Graduate Student Makes Headlines

March 16, 2010 - In the News

U of G student Tristan Pearce, a PhD candidate and Vanier Scholar in the Department of Geography, is featured in today's Toronto Star. The story and accompanying video looks at the work Pearce has been doing in the western Canadian Arctic on the implications of climate change for communities, specifically Ulukhaktok.

Toronto Star reporter Paul Watson visited the community last winter and details his experience in the article. The video shows Pearce and his Inuit colleagues running dogs and hunting at the open water.

As an associate researcher with the University’s Global Environmental Change Group, Pearce has been conducting a study in Ulukhaktok, a small coastal Inuit community on the west coast of Victoria Island, analyzing the vulnerabilities of the people and their livelihoods to climate change. He is working with geography professor Barry Smit.
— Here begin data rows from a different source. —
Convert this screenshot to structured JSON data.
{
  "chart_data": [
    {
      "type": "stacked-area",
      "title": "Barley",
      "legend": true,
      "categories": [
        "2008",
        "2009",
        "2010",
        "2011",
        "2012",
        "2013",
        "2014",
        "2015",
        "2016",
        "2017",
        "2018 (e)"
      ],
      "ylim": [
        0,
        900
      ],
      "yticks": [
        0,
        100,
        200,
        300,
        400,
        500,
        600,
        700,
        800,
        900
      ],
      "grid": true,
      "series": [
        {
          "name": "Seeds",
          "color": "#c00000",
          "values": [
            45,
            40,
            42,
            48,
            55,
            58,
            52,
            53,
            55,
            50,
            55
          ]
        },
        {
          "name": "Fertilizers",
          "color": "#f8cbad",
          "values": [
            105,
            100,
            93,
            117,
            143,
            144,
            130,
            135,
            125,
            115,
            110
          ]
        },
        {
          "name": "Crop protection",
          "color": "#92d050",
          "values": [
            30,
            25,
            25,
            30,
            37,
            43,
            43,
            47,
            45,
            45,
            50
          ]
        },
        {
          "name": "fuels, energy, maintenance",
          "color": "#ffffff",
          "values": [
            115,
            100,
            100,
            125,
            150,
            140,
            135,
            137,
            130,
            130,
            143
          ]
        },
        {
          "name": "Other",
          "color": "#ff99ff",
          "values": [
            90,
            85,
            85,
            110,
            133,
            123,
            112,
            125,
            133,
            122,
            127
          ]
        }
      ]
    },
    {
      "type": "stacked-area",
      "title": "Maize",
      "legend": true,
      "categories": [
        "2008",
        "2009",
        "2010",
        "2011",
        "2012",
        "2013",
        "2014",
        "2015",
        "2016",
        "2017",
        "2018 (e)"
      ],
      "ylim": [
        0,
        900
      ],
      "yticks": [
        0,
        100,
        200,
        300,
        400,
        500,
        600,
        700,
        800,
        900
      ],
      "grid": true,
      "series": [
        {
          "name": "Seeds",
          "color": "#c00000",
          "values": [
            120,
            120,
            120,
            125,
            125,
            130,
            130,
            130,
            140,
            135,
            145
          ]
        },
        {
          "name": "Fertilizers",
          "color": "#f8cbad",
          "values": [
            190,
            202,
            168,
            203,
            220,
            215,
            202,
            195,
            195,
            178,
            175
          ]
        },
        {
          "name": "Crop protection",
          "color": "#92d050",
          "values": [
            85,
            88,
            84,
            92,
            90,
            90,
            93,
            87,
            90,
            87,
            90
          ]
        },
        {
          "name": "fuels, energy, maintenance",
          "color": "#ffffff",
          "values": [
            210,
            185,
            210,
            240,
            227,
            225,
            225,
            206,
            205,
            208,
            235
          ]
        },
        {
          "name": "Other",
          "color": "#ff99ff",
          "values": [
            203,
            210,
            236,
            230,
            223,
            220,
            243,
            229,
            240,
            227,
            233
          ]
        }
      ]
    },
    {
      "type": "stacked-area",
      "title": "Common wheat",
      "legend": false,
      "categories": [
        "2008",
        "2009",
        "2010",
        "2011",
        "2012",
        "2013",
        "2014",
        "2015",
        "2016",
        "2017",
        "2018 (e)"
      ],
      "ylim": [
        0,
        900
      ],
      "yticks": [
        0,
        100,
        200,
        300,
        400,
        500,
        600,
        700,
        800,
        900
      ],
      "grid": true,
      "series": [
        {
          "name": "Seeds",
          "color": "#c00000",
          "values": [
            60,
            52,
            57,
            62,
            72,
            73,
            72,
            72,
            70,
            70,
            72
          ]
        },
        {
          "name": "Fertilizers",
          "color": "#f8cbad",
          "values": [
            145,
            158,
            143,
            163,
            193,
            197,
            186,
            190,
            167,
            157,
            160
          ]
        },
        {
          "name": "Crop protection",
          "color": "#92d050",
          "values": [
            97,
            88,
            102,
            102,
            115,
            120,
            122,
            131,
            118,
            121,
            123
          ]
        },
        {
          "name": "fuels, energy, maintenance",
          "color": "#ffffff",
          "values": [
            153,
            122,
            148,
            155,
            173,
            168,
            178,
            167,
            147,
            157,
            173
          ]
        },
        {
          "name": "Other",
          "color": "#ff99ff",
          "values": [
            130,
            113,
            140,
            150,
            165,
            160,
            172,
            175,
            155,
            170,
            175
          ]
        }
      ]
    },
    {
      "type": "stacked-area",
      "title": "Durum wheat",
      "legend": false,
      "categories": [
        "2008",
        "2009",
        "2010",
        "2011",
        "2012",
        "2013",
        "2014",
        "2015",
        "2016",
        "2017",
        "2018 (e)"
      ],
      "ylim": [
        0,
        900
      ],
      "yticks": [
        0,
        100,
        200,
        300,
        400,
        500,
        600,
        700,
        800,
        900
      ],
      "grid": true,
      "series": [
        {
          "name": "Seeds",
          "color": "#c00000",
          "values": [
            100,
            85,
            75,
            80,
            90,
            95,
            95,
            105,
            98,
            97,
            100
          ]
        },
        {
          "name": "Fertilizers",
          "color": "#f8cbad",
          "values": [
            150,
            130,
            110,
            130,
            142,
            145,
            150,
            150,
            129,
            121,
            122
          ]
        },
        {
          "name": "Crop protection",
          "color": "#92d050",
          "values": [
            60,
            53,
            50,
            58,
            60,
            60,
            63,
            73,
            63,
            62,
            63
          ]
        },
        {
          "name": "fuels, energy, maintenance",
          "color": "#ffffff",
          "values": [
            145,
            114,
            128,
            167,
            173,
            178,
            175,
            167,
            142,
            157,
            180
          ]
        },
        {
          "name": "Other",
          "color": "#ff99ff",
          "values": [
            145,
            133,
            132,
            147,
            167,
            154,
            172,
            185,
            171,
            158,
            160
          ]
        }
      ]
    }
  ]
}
Last May, Pearce received one of U of G's inaugural Vanier Canada Graduate Scholarships, the most prestigious doctoral awards in Canada. Worth $50,000 a year for up to three years, the scholarships are awarded to the world’s leading students from Canada and abroad.

He is using his Social Sciences and Humanities Research Council-supported award to examine the transmission of environmental knowledge and land skills among Inuit in adaptation to climate change.